When they finally do give in to temptation, their intimacy is melancholy, without much play or complicity. It isn’t the sepia-toned romance she fantasized about for a full decade. Cora puts on a slinky dress and Sam “stoically eat[s] her out within their rented space” before dinner. The reader senses that Cora desires to slip inside a James Salter novel, where sex is sordid and confusing, where imbalances of control exist, and characters act out, and nobody keeps score.

Throughout the novel the root of Cora’s problem: she possesses a sharp tongue, but so little joy. Of Sam’s erotic photo, Cora critiques, “he tightened his stomach and made sure he was hard, but failed to remove his casual footwear from the shot”. Since the event that killed their fun was having children, readers may fret about what these idiots are doing to their children. When Cora’s daughter asks about sex, the parents stumble. They start with babies then acknowledge that sex isn’t always about babies. The father references male anatomy then concedes that one isn’t required. Finally, he lands on, “you know genitals?”

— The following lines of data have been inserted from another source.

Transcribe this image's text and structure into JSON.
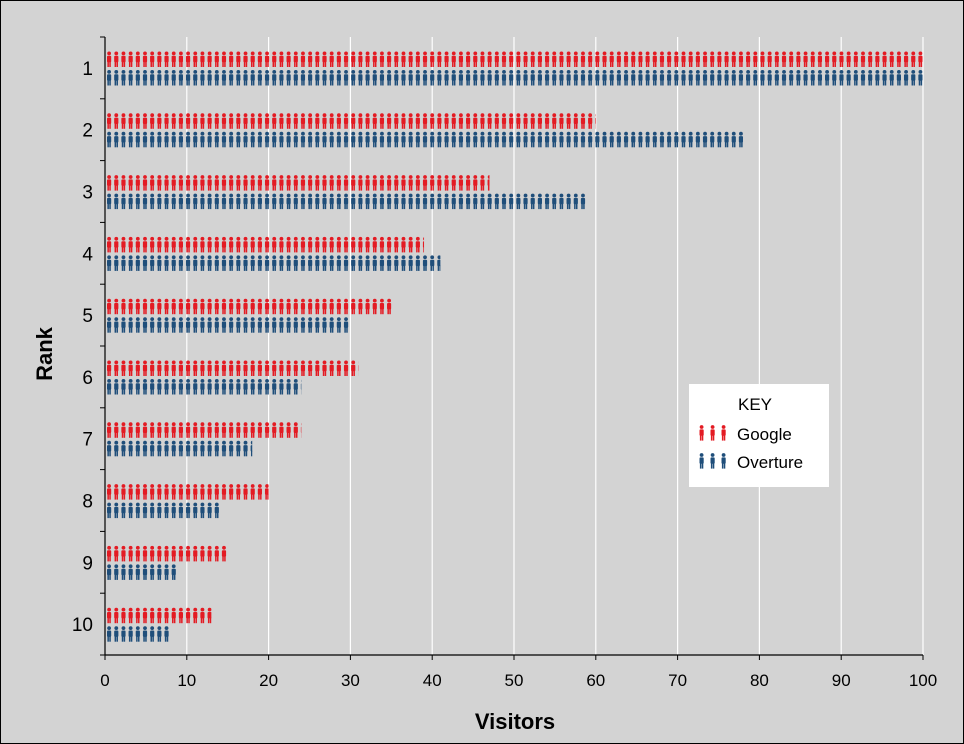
{
  "chart_data": {
    "type": "bar",
    "orientation": "horizontal",
    "mark_style": "person-pictograms",
    "xlabel": "Visitors",
    "ylabel": "Rank",
    "xlim": [
      0,
      100
    ],
    "xticks": [
      0,
      10,
      20,
      30,
      40,
      50,
      60,
      70,
      80,
      90,
      100
    ],
    "grid": "vertical gridlines",
    "categories": [
      "1",
      "2",
      "3",
      "4",
      "5",
      "6",
      "7",
      "8",
      "9",
      "10"
    ],
    "series": [
      {
        "name": "Google",
        "color": "#e31b23",
        "values": [
          100,
          60,
          47,
          39,
          35,
          31,
          24,
          20,
          15,
          13
        ]
      },
      {
        "name": "Overture",
        "color": "#1f4e7a",
        "values": [
          100,
          78,
          59,
          41,
          30,
          24,
          18,
          14,
          9,
          8
        ]
      }
    ],
    "legend": {
      "title": "KEY",
      "position": "right-middle"
    },
    "background_color": "#d3d3d3"
  }
}
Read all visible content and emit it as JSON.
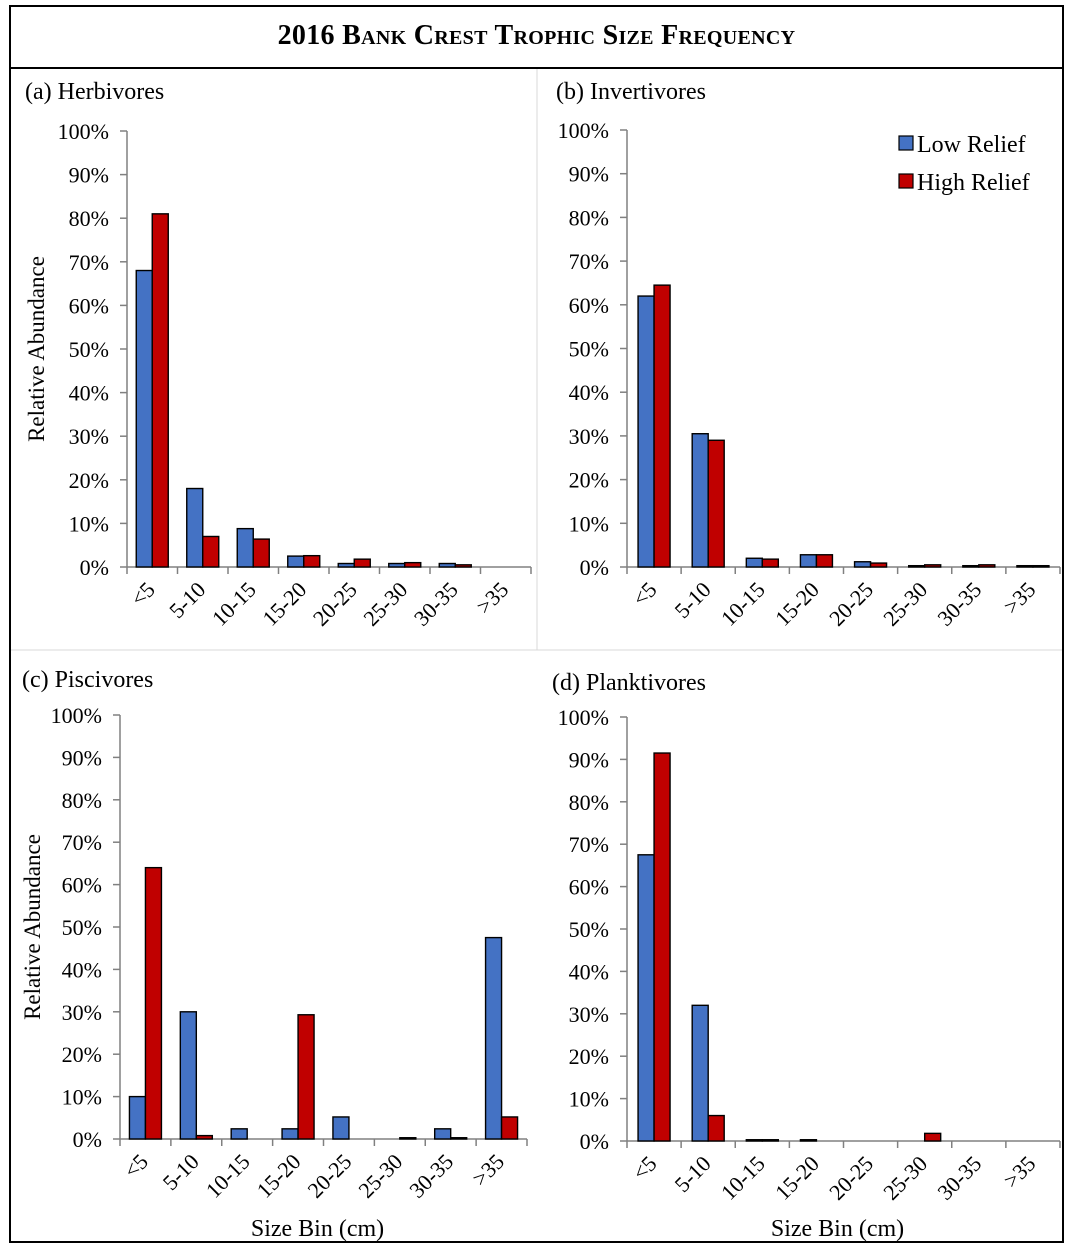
{
  "figure_title": "2016 Bank Crest Trophic Size Frequency",
  "colors": {
    "low_relief": "#4472C4",
    "high_relief": "#C00000",
    "axis": "#808080"
  },
  "legend": [
    "Low Relief",
    "High Relief"
  ],
  "chart_data": [
    {
      "type": "bar",
      "title": "(a) Herbivores",
      "xlabel": "",
      "ylabel": "Relative Abundance",
      "categories": [
        "<5",
        "5-10",
        "10-15",
        "15-20",
        "20-25",
        "25-30",
        "30-35",
        ">35"
      ],
      "yticks": [
        "0%",
        "10%",
        "20%",
        "30%",
        "40%",
        "50%",
        "60%",
        "70%",
        "80%",
        "90%",
        "100%"
      ],
      "ylim": [
        0,
        100
      ],
      "series": [
        {
          "name": "Low Relief",
          "values": [
            68,
            18,
            8.8,
            2.5,
            0.8,
            0.8,
            0.8,
            0
          ]
        },
        {
          "name": "High Relief",
          "values": [
            81,
            7,
            6.4,
            2.6,
            1.8,
            1.0,
            0.5,
            0
          ]
        }
      ]
    },
    {
      "type": "bar",
      "title": "(b) Invertivores",
      "xlabel": "",
      "ylabel": "",
      "categories": [
        "<5",
        "5-10",
        "10-15",
        "15-20",
        "20-25",
        "25-30",
        "30-35",
        ">35"
      ],
      "yticks": [
        "0%",
        "10%",
        "20%",
        "30%",
        "40%",
        "50%",
        "60%",
        "70%",
        "80%",
        "90%",
        "100%"
      ],
      "ylim": [
        0,
        100
      ],
      "legend": "top-right",
      "series": [
        {
          "name": "Low Relief",
          "values": [
            62,
            30.5,
            2,
            2.8,
            1.2,
            0.3,
            0.3,
            0.3
          ]
        },
        {
          "name": "High Relief",
          "values": [
            64.5,
            29,
            1.8,
            2.8,
            0.9,
            0.5,
            0.5,
            0.3
          ]
        }
      ]
    },
    {
      "type": "bar",
      "title": "(c) Piscivores",
      "xlabel": "Size Bin (cm)",
      "ylabel": "Relative Abundance",
      "categories": [
        "<5",
        "5-10",
        "10-15",
        "15-20",
        "20-25",
        "25-30",
        "30-35",
        ">35"
      ],
      "yticks": [
        "0%",
        "10%",
        "20%",
        "30%",
        "40%",
        "50%",
        "60%",
        "70%",
        "80%",
        "90%",
        "100%"
      ],
      "ylim": [
        0,
        100
      ],
      "series": [
        {
          "name": "Low Relief",
          "values": [
            10,
            30,
            2.4,
            2.4,
            5.2,
            0,
            2.4,
            47.5
          ]
        },
        {
          "name": "High Relief",
          "values": [
            64,
            0.8,
            0,
            29.3,
            0,
            0.3,
            0.3,
            5.2
          ]
        }
      ]
    },
    {
      "type": "bar",
      "title": "(d) Planktivores",
      "xlabel": "Size Bin (cm)",
      "ylabel": "",
      "categories": [
        "<5",
        "5-10",
        "10-15",
        "15-20",
        "20-25",
        "25-30",
        "30-35",
        ">35"
      ],
      "yticks": [
        "0%",
        "10%",
        "20%",
        "30%",
        "40%",
        "50%",
        "60%",
        "70%",
        "80%",
        "90%",
        "100%"
      ],
      "ylim": [
        0,
        100
      ],
      "series": [
        {
          "name": "Low Relief",
          "values": [
            67.5,
            32,
            0.3,
            0.3,
            0,
            0,
            0,
            0
          ]
        },
        {
          "name": "High Relief",
          "values": [
            91.5,
            6,
            0.3,
            0,
            0,
            1.8,
            0,
            0
          ]
        }
      ]
    }
  ]
}
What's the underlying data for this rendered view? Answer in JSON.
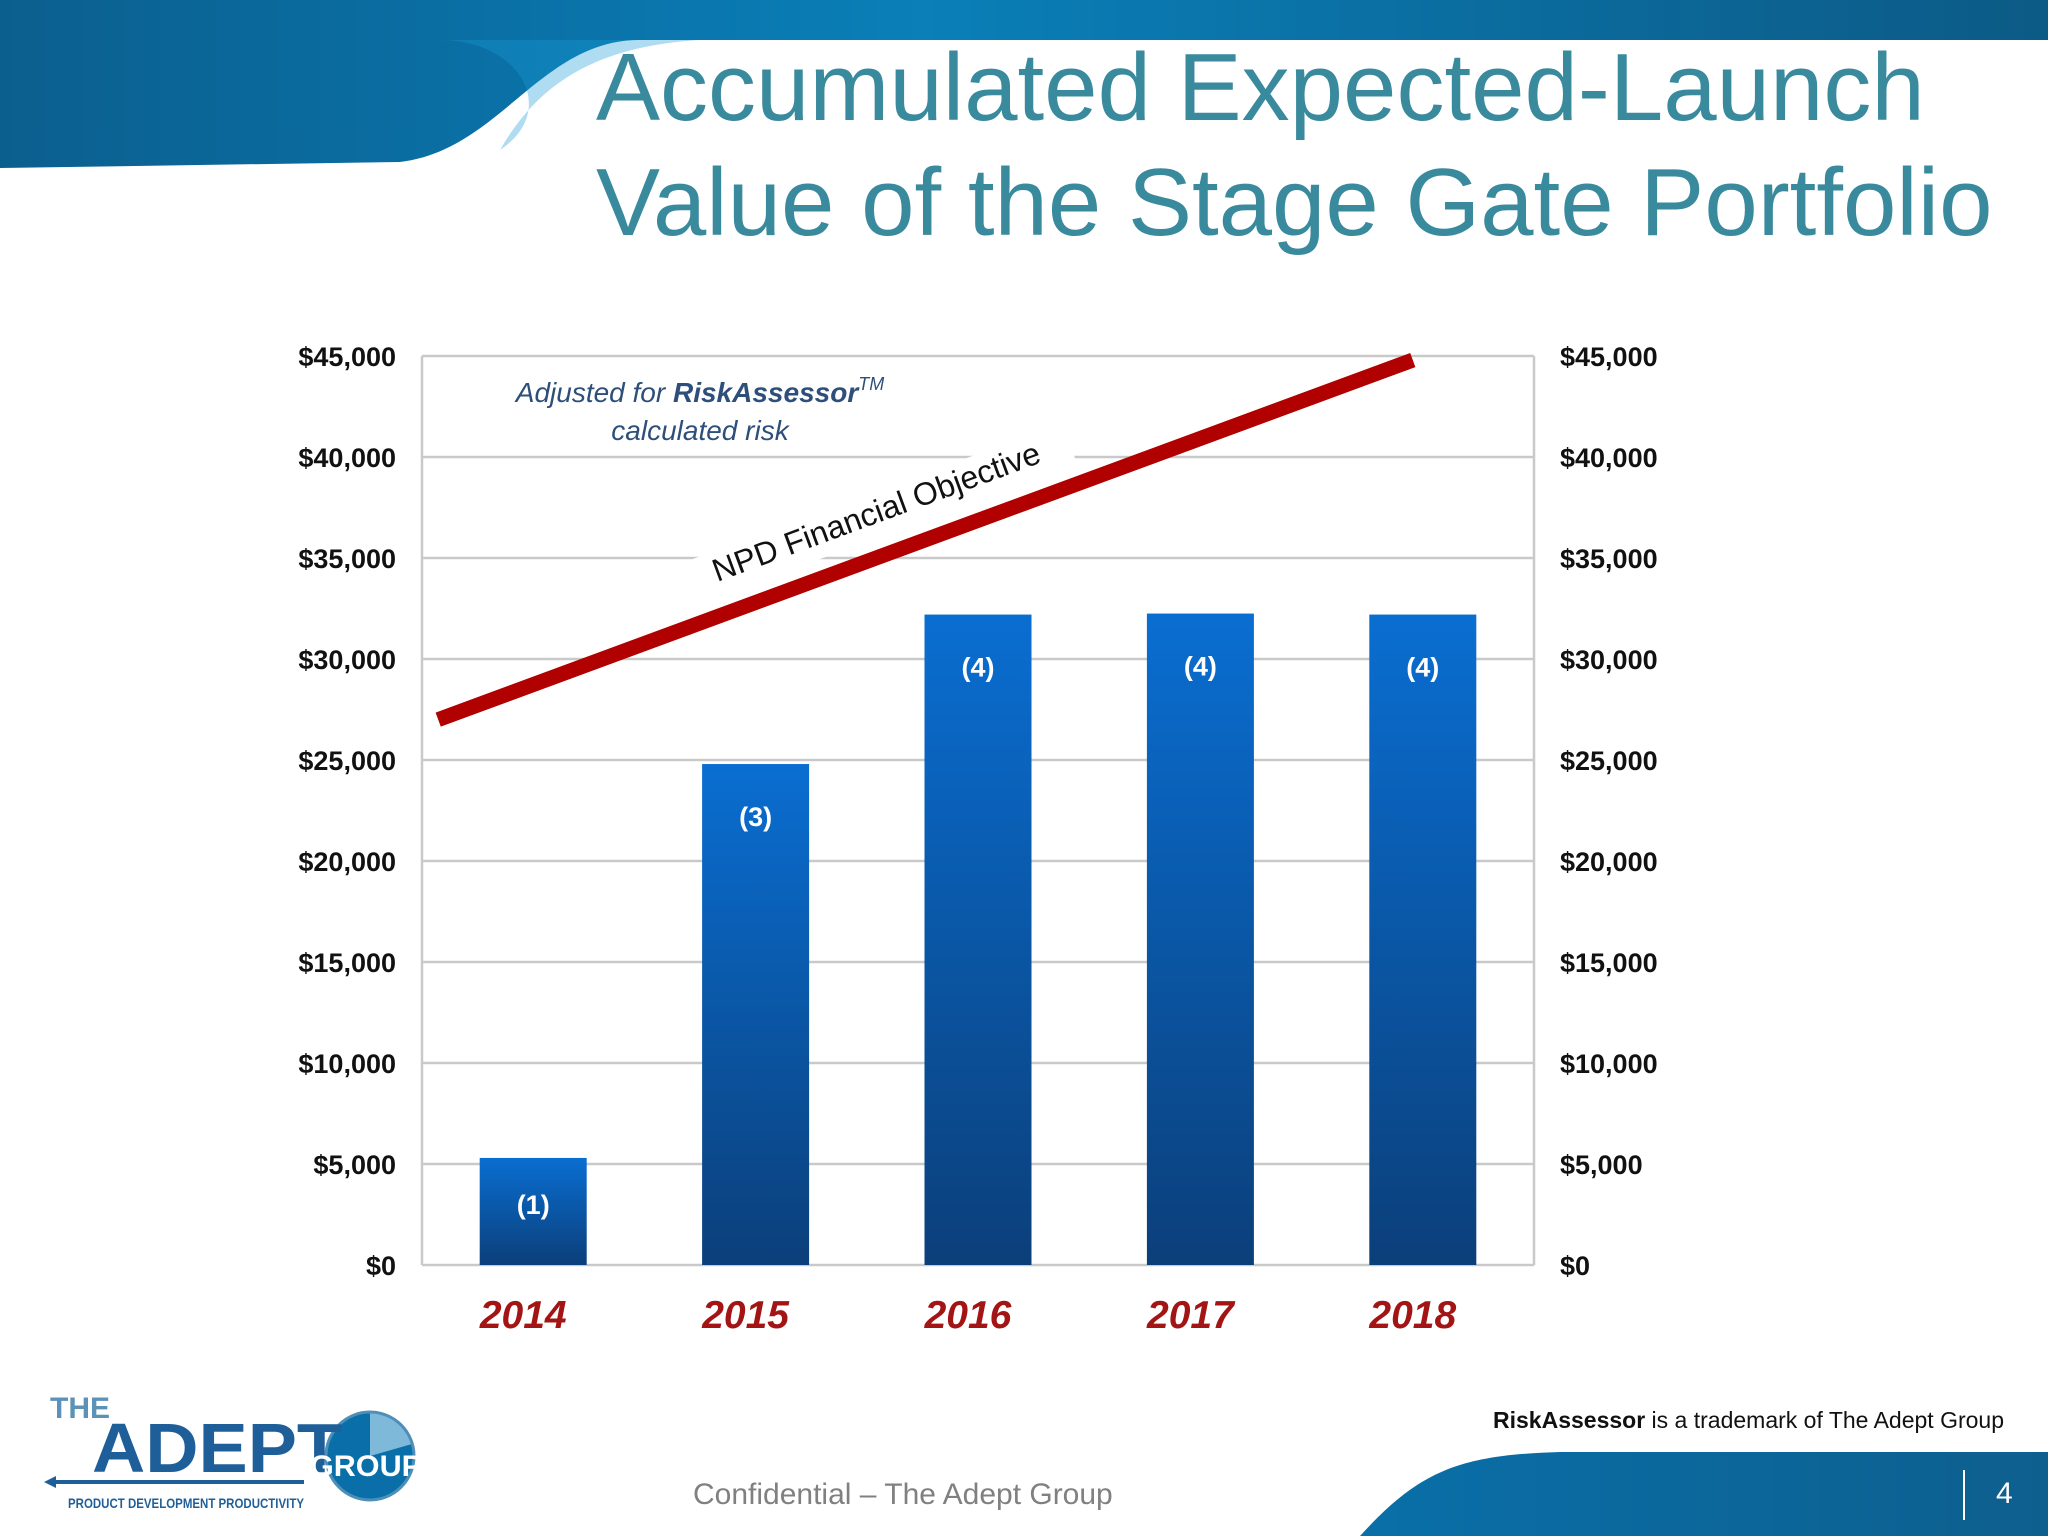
{
  "slide": {
    "title_line1": "Accumulated Expected-Launch",
    "title_line2": "Value of the Stage Gate Portfolio",
    "footer": "Confidential – The Adept Group",
    "page_number": "4",
    "trademark_brand": "RiskAssessor",
    "trademark_text": " is a trademark of The Adept Group",
    "colors": {
      "header_blue": "#0a6fa8",
      "title": "#3a8a9e",
      "bar_top": "#0a6ed1",
      "bar_bottom": "#0b3f7a",
      "objective_line": "#b00000",
      "year_label": "#a31515"
    }
  },
  "logo": {
    "word_the": "THE",
    "word_adept": "ADEPT",
    "word_group": "GROUP",
    "tagline": "PRODUCT DEVELOPMENT PRODUCTIVITY"
  },
  "chart_data": {
    "type": "bar",
    "categories": [
      "2014",
      "2015",
      "2016",
      "2017",
      "2018"
    ],
    "values": [
      5300,
      24800,
      32200,
      32250,
      32200
    ],
    "bar_labels": [
      "(1)",
      "(3)",
      "(4)",
      "(4)",
      "(4)"
    ],
    "ylim": [
      0,
      45000
    ],
    "yticks": [
      0,
      5000,
      10000,
      15000,
      20000,
      25000,
      30000,
      35000,
      40000,
      45000
    ],
    "ytick_labels": [
      "$0",
      "$5,000",
      "$10,000",
      "$15,000",
      "$20,000",
      "$25,000",
      "$30,000",
      "$35,000",
      "$40,000",
      "$45,000"
    ],
    "secondary_axis": true,
    "grid": true,
    "annotation": {
      "text_prefix": "Adjusted for ",
      "text_brand": "RiskAssessor",
      "text_tm": "TM",
      "text_line2": "calculated risk"
    },
    "objective_line": {
      "label": "NPD Financial Objective",
      "start": {
        "x": "2014",
        "value": 27000
      },
      "end": {
        "x": "2018",
        "value": 44800
      }
    }
  }
}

Underpinning the narrative runs the subtle undercurrent of familiar middle-age questions: is there purpose to our existence? Where do we go after death? These ideas are more directly explored in Cora's internal dialogues. Considering these passages, the reader may ponder what moral Cora and her cynical lot would take from their disappointing dramas. Would Cora grow more open to life’s flawed pleasures, its sentimental delights? Upon being questioned by Eliot about her affair in the middle of a podcast about rope, Cora reflects “every serious exchange is compromised by specific context”. Some might say enhanced. But that’s not Cora, and the author refuses to grant the protagonist easy revelations, or stretch her where she is unable to go.

An Ultimate Appraisal

This is a razor-sharp, uproariously funny, exquisitely detailed novel, crafted with devastating precision. It is absolutely aware of itself, spare and brimming with subtext: a depiction of an anxious, loin-girding generation in middle age, chronically embarrassed, simultaneously terrified of and hungry for intense experience. Perhaps this is solely a metropolitan trait. For the sake of argument, we'll assume so.

Bethany Austin
Bethany Austin

A tech enthusiast and gaming analyst with over a decade of experience in the industry, specializing in emerging trends and innovations.